⬤ OpenAI is hitting a GPU wall nearly every day—a sign that the company's infrastructure is struggling to keep up with explosive growth. Until major new compute capacity arrives next year (possibly through the "Stargate" project or similar expansions), each new feature launch puts more strain on already-stretched resources. The issue isn't a lack of demand—it's that demand is massively outpacing supply.
⬤ The scale imbalance is striking: OpenAI reportedly has far more users than Google or Meta, but operates with significantly less compute power. That gap is at the heart of the current crunch. New features like the GPT-5 "thinking model" for free users are exciting developments, but they're also GPU-hungry—widening the resource shortfall even as they drive engagement.

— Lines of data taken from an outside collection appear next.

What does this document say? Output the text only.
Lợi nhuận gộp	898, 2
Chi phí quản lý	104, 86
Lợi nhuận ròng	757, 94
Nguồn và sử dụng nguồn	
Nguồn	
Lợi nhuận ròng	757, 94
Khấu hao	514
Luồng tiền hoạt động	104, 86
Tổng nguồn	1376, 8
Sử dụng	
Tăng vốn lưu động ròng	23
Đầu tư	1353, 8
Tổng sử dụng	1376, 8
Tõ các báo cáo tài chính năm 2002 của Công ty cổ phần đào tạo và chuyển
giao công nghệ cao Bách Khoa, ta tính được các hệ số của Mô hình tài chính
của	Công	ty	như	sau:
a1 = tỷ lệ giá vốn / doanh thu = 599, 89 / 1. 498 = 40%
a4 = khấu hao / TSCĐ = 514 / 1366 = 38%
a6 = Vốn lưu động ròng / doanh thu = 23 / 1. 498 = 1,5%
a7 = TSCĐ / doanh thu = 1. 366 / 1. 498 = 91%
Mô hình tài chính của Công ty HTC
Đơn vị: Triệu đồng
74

⬤ Sora is another major factor. The video generation tool requires serious GPU horsepower, forcing OpenAI to manage resources carefully and make tough tradeoffs. Between advanced reasoning models and media generation, the company's compute needs aren't static—they're climbing fast alongside product ambitions.
⬤ For investors and industry watchers, the message is clear: OpenAI's ability to roll out features and maintain service quality hinges on GPU availability. The company is racing to scale infrastructure, but until "Stargate" or another major compute buildout goes live, capacity management will be the defining constraint. Expect OpenAI headlines to keep circling back to this tension between user growth and hardware limits.